Of course, this is not the first crisis of post-Soviet Russia. Tomorrow will mark the fifth anniversary of the tragic showdown between President Yelsin and the Supreme Soviet. And it was only 2 years ago that Russians were expected to reject Yeltsin in Russia's presidential election.

Each time, there were people eager to declare that Russia's transition was over for good. Each time, some people were ready to substitute soundbite for serious analysis, by asking rhetorically: Who lost Russia?

But that has always been the wrong question. The drama of Russia's transformation from a dictatorship and an empire to a modern democratic state is far, far from over. We cannot say that Russia has lost its way when, in fact, it has just begun its journey. Nor can we say that Russia is ours to lose. We can help Russia make tough choices, but in the end Russia must choose what kind of country it is going to be.

The real question today is what will the new government of Prime Minister Primakov choose?

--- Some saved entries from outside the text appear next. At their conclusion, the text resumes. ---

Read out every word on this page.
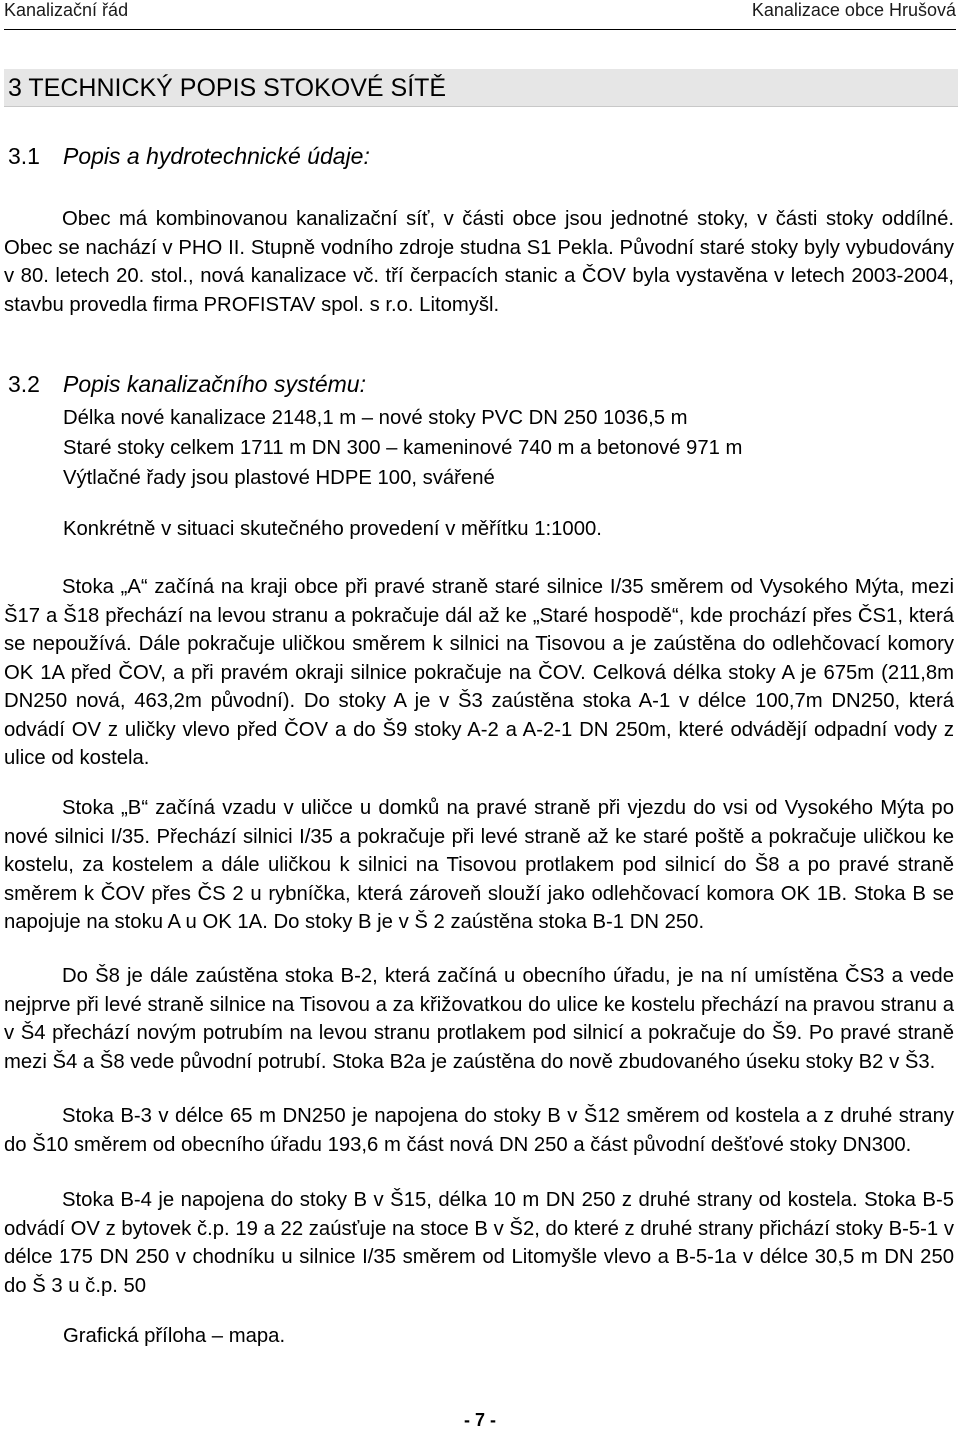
Kanalizační řád	Kanalizace obce Hrušová
3 TECHNICKÝ POPIS STOKOVÉ SÍTĚ
3.1 Popis a hydrotechnické údaje:

Obec má kombinovanou kanalizační síť, v části obce jsou jednotné stoky, v části stoky oddílné. Obec se nachází v PHO II. Stupně vodního zdroje studna S1 Pekla. Původní staré stoky byly vybudovány v 80. letech 20. stol., nová kanalizace vč. tří čerpacích stanic a ČOV byla vystavěna v letech 2003-2004, stavbu provedla firma PROFISTAV spol. s r.o. Litomyšl.

3.2 Popis kanalizačního systému:
Délka nové kanalizace 2148,1 m – nové stoky PVC DN 250 1036,5 m
Staré stoky celkem 1711 m DN 300 – kameninové 740 m a betonové 971 m
Výtlačné řady jsou plastové HDPE 100, svářené
Konkrétně v situaci skutečného provedení v měřítku 1:1000.

Stoka „A“ začíná na kraji obce při pravé straně staré silnice I/35 směrem od Vysokého Mýta, mezi Š17 a Š18 přechází na levou stranu a pokračuje dál až ke „Staré hospodě“, kde prochází přes ČS1, která se nepoužívá. Dále pokračuje uličkou směrem k silnici na Tisovou a je zaústěna do odlehčovací komory OK 1A před ČOV, a při pravém okraji silnice pokračuje na ČOV. Celková délka stoky A je 675m (211,8m DN250 nová, 463,2m původní). Do stoky A je v Š3 zaústěna stoka A-1 v délce 100,7m DN250, která odvádí OV z uličky vlevo před ČOV a do Š9 stoky A-2 a A-2-1 DN 250m, které odvádějí odpadní vody z ulice od kostela.

Stoka „B“ začíná vzadu v uličce u domků na pravé straně při vjezdu do vsi od Vysokého Mýta po nové silnici I/35. Přechází silnici I/35 a pokračuje při levé straně až ke staré poště a pokračuje uličkou ke kostelu, za kostelem a dále uličkou k silnici na Tisovou protlakem pod silnicí do Š8 a po pravé straně směrem k ČOV přes ČS 2 u rybníčka, která zároveň slouží jako odlehčovací komora OK 1B. Stoka B se napojuje na stoku A u OK 1A. Do stoky B je v Š 2 zaústěna stoka B-1 DN 250.

Do Š8 je dále zaústěna stoka B-2, která začíná u obecního úřadu, je na ní umístěna ČS3 a vede nejprve při levé straně silnice na Tisovou a za křižovatkou do ulice ke kostelu přechází na pravou stranu a v Š4 přechází novým potrubím na levou stranu protlakem pod silnicí a pokračuje do Š9. Po pravé straně mezi Š4 a Š8 vede původní potrubí. Stoka B2a je zaústěna do nově zbudovaného úseku stoky B2 v Š3.

Stoka B-3 v délce 65 m DN250 je napojena do stoky B v Š12 směrem od kostela a z druhé strany do Š10 směrem od obecního úřadu 193,6 m část nová DN 250 a část původní dešťové stoky DN300.

Stoka B-4 je napojena do stoky B v Š15, délka 10 m DN 250 z druhé strany od kostela. Stoka B-5 odvádí OV z bytovek č.p. 19 a 22 zaúsťuje na stoce B v Š2, do které z druhé strany přichází stoky B-5-1 v délce 175 DN 250 v chodníku u silnice I/35 směrem od Litomyšle vlevo a B-5-1a v délce 30,5 m DN 250 do Š 3 u č.p. 50

Grafická příloha – mapa.
- 7 -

Will it take sensible steps to stabilize the economy without triggering hyperinflation, a currency meltdown, a collapse of the banking system, or shortages of basic goods? Will it reconcile the political and moral imperative of meeting human needs with the imperative of economic revival? Will it recognize that, in fact, it cannot fulfill either one of these imperatives without fulfilling the other?

On the day he was confirmed by the Duma, Prime Minister Primakov told me that the answer to these questions was "yes." He also asked us to watch Iris actions and to wait until his team assembled.

I cannot yet say we are reassured. We have heard a lot of talk in recent days about printing new money, indexing wages, imposing price and capital controls, and restoring state management of parts of the economy. We can only wonder if some members of Primakov's team understand the basic arithmetic of the global economy.

So we cannot say with confidence that Russia will emerge from its difficulties any time soon. Nor should we assume the worst, for there are still plenty of people in Russia who will fight against turning back the clock.

A true and lasting transition to normalcy, democracy, and free markets in Russia is neither inevitable nor impossible. It is an open question, the subject of a continuing debate and struggle. That has been true ever since this great but wounded nation began to awake from its totalitarian nightmare, and it will be true for years to come. That is why our policy must continue to be guided by patience, realism, and perspective.